Muharrem, Hicrî senenin ilk ayıdır. Hicrî tarih; Resûl-i Ekrem (S.A.V.)’in Mekke’den Medîne’ye hicretiyle başlar. Hicretin 16. senesi sonralarında, Hz. Ömer (r.a.)’in emriyle Medîne’de bir meclis toplanarak târih meselesi konuşulmuş. Hz. Ali (k.v.)’nin teklîfi ile hicret târihi birinci ay olarak kabul olunmuştur. Bir gün Hz. Ömer (r.a.)’e, Şâbân ayı târihli bir mahkeme ilâmı, sunulmuştur. Bu ilâma, târihin ayı yazılıp yılı yazılmamıştır. Hz. Ömer (r.a.):
“Bu hangi yılın Şâ’bânı’dır. Bu yılın mı geçen senenin mi?” diye sormak zorunda kaldı.

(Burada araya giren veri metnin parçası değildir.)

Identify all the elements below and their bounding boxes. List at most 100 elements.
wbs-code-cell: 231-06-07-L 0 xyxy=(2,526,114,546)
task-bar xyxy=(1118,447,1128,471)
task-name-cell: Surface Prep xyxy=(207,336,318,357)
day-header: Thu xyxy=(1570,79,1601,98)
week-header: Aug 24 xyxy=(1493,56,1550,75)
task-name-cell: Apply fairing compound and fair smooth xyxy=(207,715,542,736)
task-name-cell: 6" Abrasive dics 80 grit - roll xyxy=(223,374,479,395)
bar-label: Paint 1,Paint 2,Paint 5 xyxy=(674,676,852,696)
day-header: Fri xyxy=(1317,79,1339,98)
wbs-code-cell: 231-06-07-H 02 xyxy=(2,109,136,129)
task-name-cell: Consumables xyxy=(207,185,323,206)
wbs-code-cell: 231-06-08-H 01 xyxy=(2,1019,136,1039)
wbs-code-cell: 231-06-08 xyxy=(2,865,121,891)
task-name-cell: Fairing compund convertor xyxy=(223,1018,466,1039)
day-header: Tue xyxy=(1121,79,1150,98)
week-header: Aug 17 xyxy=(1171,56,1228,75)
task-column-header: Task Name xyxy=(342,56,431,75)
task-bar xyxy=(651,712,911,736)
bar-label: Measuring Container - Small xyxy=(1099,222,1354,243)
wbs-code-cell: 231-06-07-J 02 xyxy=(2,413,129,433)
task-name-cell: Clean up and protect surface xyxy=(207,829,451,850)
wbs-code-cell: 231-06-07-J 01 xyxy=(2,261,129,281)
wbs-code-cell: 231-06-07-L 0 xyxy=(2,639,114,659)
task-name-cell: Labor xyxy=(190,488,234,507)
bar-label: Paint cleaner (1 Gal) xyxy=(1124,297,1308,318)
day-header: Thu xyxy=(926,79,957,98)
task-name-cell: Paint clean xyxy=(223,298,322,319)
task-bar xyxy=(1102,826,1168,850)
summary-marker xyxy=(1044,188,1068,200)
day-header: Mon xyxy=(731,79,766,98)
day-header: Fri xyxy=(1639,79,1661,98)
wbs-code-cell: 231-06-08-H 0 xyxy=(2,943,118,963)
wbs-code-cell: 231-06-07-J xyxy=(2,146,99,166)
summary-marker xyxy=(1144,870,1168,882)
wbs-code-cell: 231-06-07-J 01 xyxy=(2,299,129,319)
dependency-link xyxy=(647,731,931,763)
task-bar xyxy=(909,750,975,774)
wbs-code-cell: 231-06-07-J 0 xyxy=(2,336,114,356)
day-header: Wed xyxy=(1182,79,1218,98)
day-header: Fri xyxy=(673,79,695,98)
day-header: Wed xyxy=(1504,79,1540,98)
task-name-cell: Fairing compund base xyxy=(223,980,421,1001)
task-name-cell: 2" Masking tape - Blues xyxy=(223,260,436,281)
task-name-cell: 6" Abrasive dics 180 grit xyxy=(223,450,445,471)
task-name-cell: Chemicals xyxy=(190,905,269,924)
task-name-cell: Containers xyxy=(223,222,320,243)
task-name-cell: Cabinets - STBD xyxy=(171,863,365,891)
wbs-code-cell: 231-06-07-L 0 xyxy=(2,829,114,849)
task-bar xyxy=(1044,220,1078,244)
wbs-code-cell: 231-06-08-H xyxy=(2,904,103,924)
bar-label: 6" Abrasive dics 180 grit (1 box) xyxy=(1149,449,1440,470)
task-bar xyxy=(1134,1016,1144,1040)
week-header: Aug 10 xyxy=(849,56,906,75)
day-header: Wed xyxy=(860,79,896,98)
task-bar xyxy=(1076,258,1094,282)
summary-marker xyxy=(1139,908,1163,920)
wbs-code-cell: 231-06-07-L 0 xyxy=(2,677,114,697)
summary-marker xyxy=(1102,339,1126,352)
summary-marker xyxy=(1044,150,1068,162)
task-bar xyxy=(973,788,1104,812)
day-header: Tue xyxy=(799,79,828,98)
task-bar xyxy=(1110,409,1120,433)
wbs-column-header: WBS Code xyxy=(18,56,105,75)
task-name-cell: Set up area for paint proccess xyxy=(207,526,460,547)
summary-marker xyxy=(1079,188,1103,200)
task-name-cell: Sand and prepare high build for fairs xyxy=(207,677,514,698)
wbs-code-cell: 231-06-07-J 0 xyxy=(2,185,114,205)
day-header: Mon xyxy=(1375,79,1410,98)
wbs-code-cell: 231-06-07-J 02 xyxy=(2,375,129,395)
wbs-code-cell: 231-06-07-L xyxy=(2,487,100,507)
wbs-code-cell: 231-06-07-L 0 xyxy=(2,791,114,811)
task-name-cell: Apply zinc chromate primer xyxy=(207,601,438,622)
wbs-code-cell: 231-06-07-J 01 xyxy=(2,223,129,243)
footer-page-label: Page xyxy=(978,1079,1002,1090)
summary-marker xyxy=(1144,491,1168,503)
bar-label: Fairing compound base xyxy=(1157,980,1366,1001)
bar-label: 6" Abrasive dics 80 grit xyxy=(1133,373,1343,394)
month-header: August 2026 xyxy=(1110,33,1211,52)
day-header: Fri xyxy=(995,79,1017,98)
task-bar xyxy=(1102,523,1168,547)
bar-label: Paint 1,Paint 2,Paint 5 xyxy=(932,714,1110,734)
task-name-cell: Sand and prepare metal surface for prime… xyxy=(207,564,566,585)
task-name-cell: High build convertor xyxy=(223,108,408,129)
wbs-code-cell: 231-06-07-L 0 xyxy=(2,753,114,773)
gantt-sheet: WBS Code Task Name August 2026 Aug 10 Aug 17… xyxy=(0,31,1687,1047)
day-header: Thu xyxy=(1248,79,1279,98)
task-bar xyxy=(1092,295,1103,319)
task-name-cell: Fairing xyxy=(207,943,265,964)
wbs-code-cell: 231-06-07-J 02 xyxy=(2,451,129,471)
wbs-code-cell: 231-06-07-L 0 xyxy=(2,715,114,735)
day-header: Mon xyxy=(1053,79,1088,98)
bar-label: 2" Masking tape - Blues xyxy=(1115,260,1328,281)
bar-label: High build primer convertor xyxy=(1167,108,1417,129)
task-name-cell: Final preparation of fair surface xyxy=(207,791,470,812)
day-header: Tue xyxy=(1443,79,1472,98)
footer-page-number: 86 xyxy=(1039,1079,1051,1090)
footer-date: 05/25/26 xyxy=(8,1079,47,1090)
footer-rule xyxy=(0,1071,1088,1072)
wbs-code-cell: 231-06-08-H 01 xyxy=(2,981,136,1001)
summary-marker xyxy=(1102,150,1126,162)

Bu sırada, Yemen vilâyeti mal emîni Ya’lâ b. Ümeyye (r.a.)’den günü, ayı, yılı yerli yerinde düzgün yazılar almaya başlamış, bu şekil Hz. Ömer (r.a.)’in çok hoşuna gitmişti. Bunun üzerine Muharrem’in 1. günü hicrî târihinin bir başlangıcına vesile olmuştur.
Bu feyizli ve bereketli günün, her müslüman tarafından kutlanması ve kardeşlerine kutlaması dinî bir borçtur. Bu hicretle doğan İslam Devleti (30) yıl gibi çok kısa bir zamanda Endülüs’ten Çin’e kadar, cihânın en kıymetli mıntıkasında insanları, dîn ve vicdan hürriyetine, sulha sükûna kavuşturmuştur.